University of Chicago pediatric neurologist Dr. Peter Huttenlocher has chronicled this extraordinary epoch in brain development by autopsying the brains of infants and young children who have died unexpectedly. The number of synapses in one layer of the visual cortex, Huttenlocher reports, rises from around 2,500 per neuron at birth to as many as 18,000 about six months later. Other regions of the cortex score similarly spectacular increases but on slightly different schedules. And while these microscopic connections between nerve fibers continue to form throughout life, they reach their highest average densities (15,000 synapses per neuron) at around the age of two and remain at that level until the age of 10 or 11.
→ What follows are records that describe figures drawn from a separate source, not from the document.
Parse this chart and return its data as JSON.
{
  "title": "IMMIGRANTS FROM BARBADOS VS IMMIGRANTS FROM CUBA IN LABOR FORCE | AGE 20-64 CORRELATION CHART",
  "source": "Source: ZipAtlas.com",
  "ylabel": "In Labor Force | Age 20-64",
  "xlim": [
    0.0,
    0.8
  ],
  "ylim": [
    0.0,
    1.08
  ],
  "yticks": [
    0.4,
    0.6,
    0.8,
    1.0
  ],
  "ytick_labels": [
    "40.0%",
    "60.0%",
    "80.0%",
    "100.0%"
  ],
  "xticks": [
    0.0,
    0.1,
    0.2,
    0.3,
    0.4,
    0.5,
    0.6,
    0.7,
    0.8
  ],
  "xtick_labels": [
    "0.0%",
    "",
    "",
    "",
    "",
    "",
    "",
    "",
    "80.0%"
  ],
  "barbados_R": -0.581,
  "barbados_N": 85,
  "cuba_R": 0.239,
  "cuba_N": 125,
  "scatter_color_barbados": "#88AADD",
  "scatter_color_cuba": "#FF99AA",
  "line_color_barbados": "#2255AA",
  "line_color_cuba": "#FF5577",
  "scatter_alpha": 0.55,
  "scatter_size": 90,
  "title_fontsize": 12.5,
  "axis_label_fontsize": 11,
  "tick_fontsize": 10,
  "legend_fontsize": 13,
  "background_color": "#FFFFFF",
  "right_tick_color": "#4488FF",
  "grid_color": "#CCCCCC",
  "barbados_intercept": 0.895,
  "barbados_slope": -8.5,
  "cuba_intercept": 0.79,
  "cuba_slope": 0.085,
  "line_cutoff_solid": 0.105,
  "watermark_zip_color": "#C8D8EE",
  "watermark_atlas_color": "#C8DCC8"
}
This profusion of connections lends the growing brain exceptional flexibility and resilience. Consider the case of 13-year-old Brandi Binder, who developed such severe epilepsy that surgeons at UCLA had to remove the entire right side of her cortex when she was six. Binder lost virtually all the control she had established over muscles on the left side of her body, the side controlled by the right side of the brain. Yet today, after years of therapy ranging from leg lifts to math and music drills, Binder is an A student at the Holmes Middle School in Colorado Springs, Colorado. She loves music, math and art--skills usually associated with the right half of the brain. And while Binder's recuperation is not 100%--for example, she has never regained the use of her left arm--it comes close. Says UCLA pediatric neurologist Dr. Donald Shields: "If there's a way to compensate, the developing brain will find it."